The problems referred to in the resolution were many. Around the time of plaintiffs' application, no collective bargaining agreement with the Players Association had been in effect for two seasons. In addition a district court in California had held several player restrictions to be unlawful.
A few months later another district court in California enjoined application of the "Rozelle rule" by the NFL. Pending in a third district court was a case attacking the NFL college draft.
Near the end of 1975, another district court found the "Rozelle rule" unlawful.
Also during this time period efforts were afoot to make permanent legislation which prevented the practice of blacking out television coverage of sold out home games in the area surrounding the home team's stadium. In addition, the NFL Players Association threatened to challenge the procedures the NFL implemented to man the new Tampa Bay and Seattle teams.

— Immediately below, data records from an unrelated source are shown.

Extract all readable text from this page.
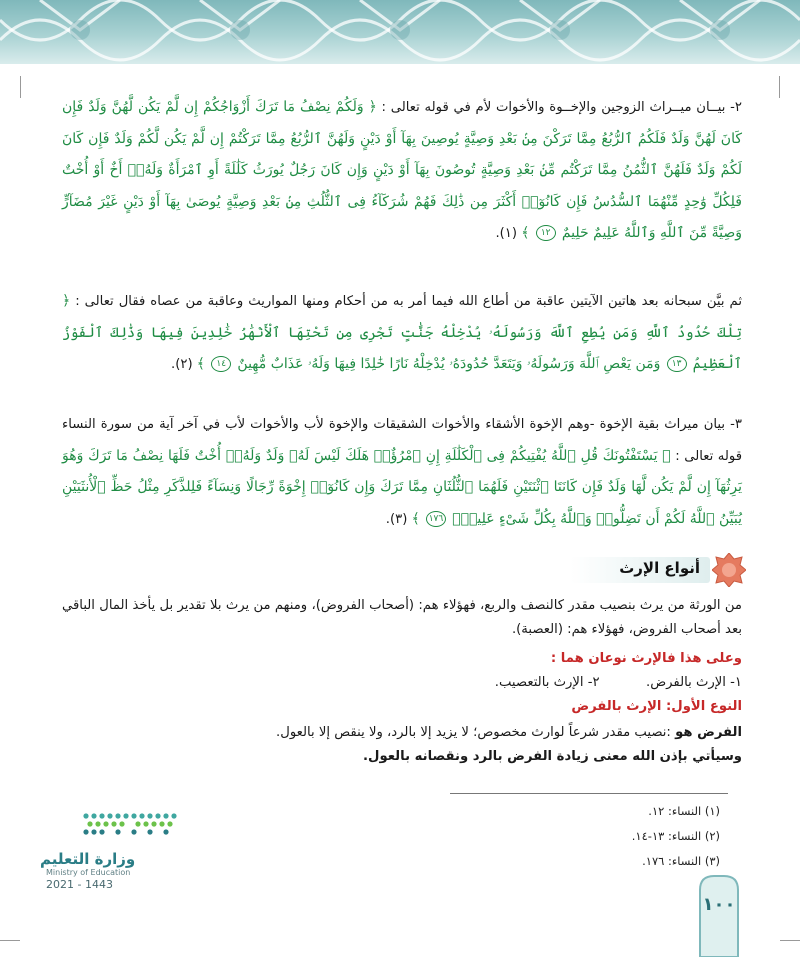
٢- بيــان ميــراث الزوجين والإخــوة والأخوات لأم في قوله تعالى : ﴿ وَلَكُمْ نِصْفُ مَا تَرَكَ أَزْوَاجُكُمْ إِن لَّمْ يَكُن لَّهُنَّ وَلَدٌ فَإِن كَانَ لَهُنَّ وَلَدٌ فَلَكُمُ ٱلرُّبُعُ مِمَّا تَرَكْنَ مِنۢ بَعْدِ وَصِيَّةٍ يُوصِينَ بِهَآ أَوْ دَيْنٍ وَلَهُنَّ ٱلرُّبُعُ مِمَّا تَرَكْتُمْ إِن لَّمْ يَكُن لَّكُمْ وَلَدٌ فَإِن كَانَ لَكُمْ وَلَدٌ فَلَهُنَّ ٱلثُّمُنُ مِمَّا تَرَكْتُم مِّنۢ بَعْدِ وَصِيَّةٍ تُوصُونَ بِهَآ أَوْ دَيْنٍ وَإِن كَانَ رَجُلٌ يُورَثُ كَلَٰلَةً أَوِ ٱمْرَأَةٌ وَلَهُۥٓ أَخٌ أَوْ أُخْتٌ فَلِكُلِّ وَٰحِدٍ مِّنْهُمَا ٱلسُّدُسُ فَإِن كَانُوٓا۟ أَكْثَرَ مِن ذَٰلِكَ فَهُمْ شُرَكَآءُ فِى ٱلثُّلُثِ مِنۢ بَعْدِ وَصِيَّةٍ يُوصَىٰ بِهَآ أَوْ دَيْنٍ غَيْرَ مُضَآرٍّ وَصِيَّةً مِّنَ ٱللَّهِ وَٱللَّهُ عَلِيمٌ حَلِيمٌ ١٢ ﴾ (١).
ثم بيَّن سبحانه بعد هاتين الآيتين عاقبة من أطاع الله فيما أمر به من أحكام ومنها المواريث وعاقبة من عصاه فقال تعالى : ﴿ تِلْكَ حُدُودُ ٱللَّهِ وَمَن يُطِعِ ٱللَّهَ وَرَسُولَهُۥ يُدْخِلْهُ جَنَّٰتٍ تَجْرِى مِن تَحْتِهَا ٱلْأَنْهَٰرُ خَٰلِدِينَ فِيهَا وَذَٰلِكَ ٱلْفَوْزُ ٱلْعَظِيمُ ١٣ وَمَن يَعْصِ ٱللَّهَ وَرَسُولَهُۥ وَيَتَعَدَّ حُدُودَهُۥ يُدْخِلْهُ نَارًا خَٰلِدًا فِيهَا وَلَهُۥ عَذَابٌ مُّهِينٌ ١٤ ﴾ (٢).
٣- بيان ميراث بقية الإخوة -وهم الإخوة الأشقاء والأخوات الشقيقات والإخوة لأب والأخوات لأب في آخر آية من سورة النساء قوله تعالى : ﴿ يَسْتَفْتُونَكَ قُلِ ٱللَّهُ يُفْتِيكُمْ فِى ٱلْكَلَٰلَةِ إِنِ ٱمْرُؤٌا۟ هَلَكَ لَيْسَ لَهُۥ وَلَدٌ وَلَهُۥٓ أُخْتٌ فَلَهَا نِصْفُ مَا تَرَكَ وَهُوَ يَرِثُهَآ إِن لَّمْ يَكُن لَّهَا وَلَدٌ فَإِن كَانَتَا ٱثْنَتَيْنِ فَلَهُمَا ٱلثُّلُثَانِ مِمَّا تَرَكَ وَإِن كَانُوٓا۟ إِخْوَةً رِّجَالًا وَنِسَآءً فَلِلذَّكَرِ مِثْلُ حَظِّ ٱلْأُنثَيَيْنِ يُبَيِّنُ ٱللَّهُ لَكُمْ أَن تَضِلُّوا۟ وَٱللَّهُ بِكُلِّ شَىْءٍ عَلِيمٌۢ ١٧٦ ﴾ (٣).
أنواع الإرث
من الورثة من يرث بنصيب مقدر كالنصف والربع، فهؤلاء هم: (أصحاب الفروض)، ومنهم من يرث بلا تقدير بل يأخذ المال الباقي بعد أصحاب الفروض، فهؤلاء هم: (العصبة).
وعلى هذا فالإرث نوعان هما :
١- الإرث بالفرض.  ٢- الإرث بالتعصيب.
النوع الأول: الإرث بالفرض
الفرض هو :نصيب مقدر شرعاً لوارث مخصوص؛ لا يزيد إلا بالرد، ولا ينقص إلا بالعول.
وسيأتي بإذن الله معنى زيادة الفرض بالرد ونقصانه بالعول.
(١) النساء: ١٢.
(٢) النساء: ١٣-١٤.
(٣) النساء: ١٧٦.
وزارة التعليم
Ministry of Education
2021 - 1443
١٠٠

The players filed suit in March 1976.
Plaintiffs finally filed this lawsuit in December 1979. In their Complaint, plaintiffs allege that part of defendants' motive in rejecting plaintiffs' application was to retaliate against plaintiffs for their past involvement in the now defunct rival of the NFL, the World Football League ("WFL").

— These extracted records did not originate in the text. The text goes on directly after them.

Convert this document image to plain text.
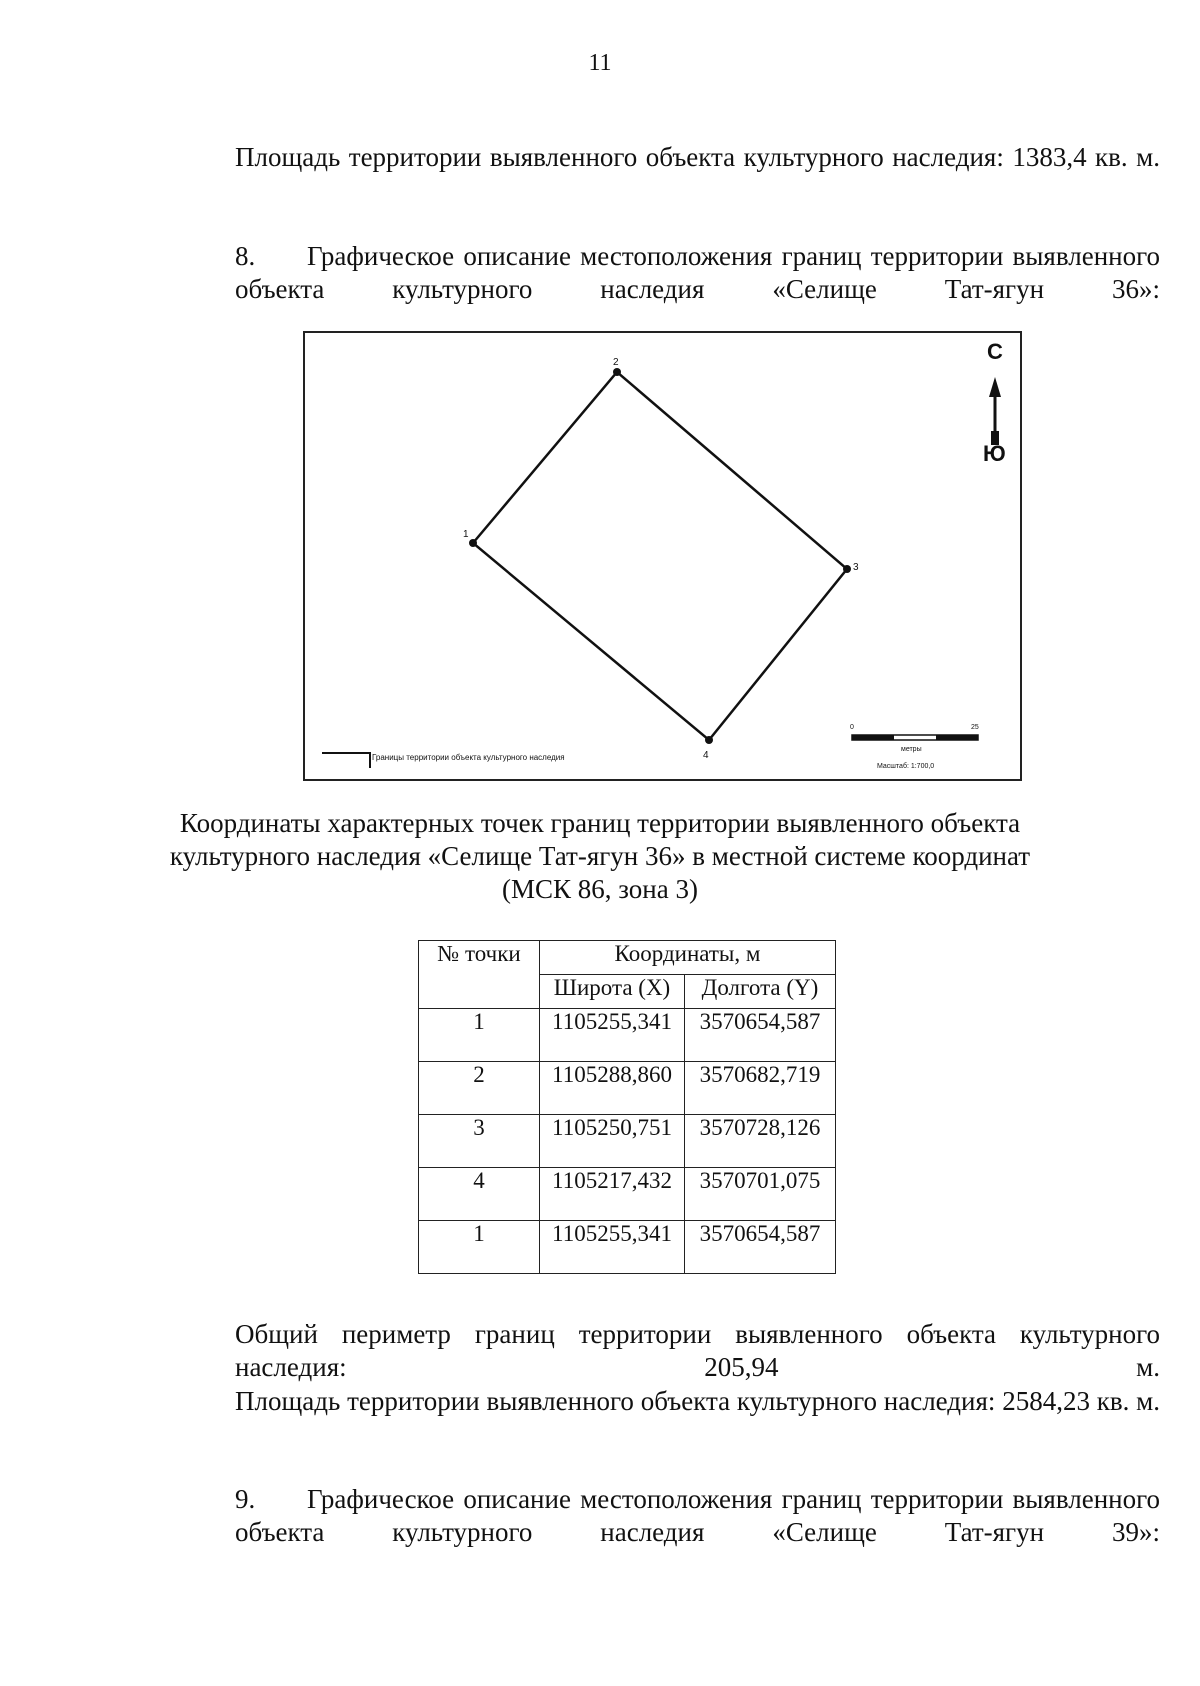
11

Площадь территории выявленного объекта культурного наследия: 1383,4 кв. м.

8. Графическое описание местоположения границ территории выявленного объекта культурного наследия «Селище Тат-ягун 36»:

1
2
3
4
С
Ю
Границы территории объекта культурного наследия
0	25
метры
Масштаб: 1:700,0

Координаты характерных точек границ территории выявленного объекта культурного наследия «Селище Тат-ягун 36» в местной системе координат (МСК 86, зона 3)

№ точки	Координаты, м	
	Широта (X)	Долгота (Y)
1	1105255,341	3570654,587
2	1105288,860	3570682,719
3	1105250,751	3570728,126
4	1105217,432	3570701,075
1	1105255,341	3570654,587

Общий периметр границ территории выявленного объекта культурного наследия: 205,94 м.

Площадь территории выявленного объекта культурного наследия: 2584,23 кв. м.

9. Графическое описание местоположения границ территории выявленного объекта культурного наследия «Селище Тат-ягун 39»:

The WFL was formed in 1973 and played games in the entire 1974 football season and in the 1975 season until October 1975. Several of its teams had competed directly with NFL teams for fan support and revenue.
In any event plaintiffs assert that defendants' actions constitute an unlawful group boycott and an unreasonable restraint of trade in violation of Section 1 of the Sherman Act.
Moreover, they allege that defendants' behavior constitutes monopolization violative of Section 2 of the Sherman Act.
Defendants respond with several defenses. First they deny their actions were motivated by animus towards plaintiffs because of their WFL involvement. Defendants also contend that their behavior was neither a group boycott nor an unreasonable restraint of trade. In addition they assert there was no contract, combination or conspiracy as required by Section 1 because the NFL, in this case, acted as a single entity. Moreover, they assert they have performed no act of monopolization proscribed by Section 2. Lastly, they contend that plaintiffs Bosacco, Consolidated and the joint venture are not real parties in interest and thus lack standing to sue. Because I find that defendants' conduct is neither an unlawful group boycott, an unreasonable restraint of trade nor an act of monopolization, I will not make a call on defendants' remaining contentions.
The NFL has its roots early in this century. Throughout the years several other leagues appeared usually only for a short time and without much success. One entry, however, did succeed. In the early 1960's the American Football League ("AFL") was formed with eight teams. The two leagues were run separately until 1966 when the two agreed to a merger to be fully implemented by 1970.
At the time they entered the merger agreement, the NFL had fifteen teams and the AFL had nine.
No current NFL franchise operates in the Memphis area. The closest NFL team location is St. Louis, Missouri, which is two hundred and eighty-one miles from Memphis.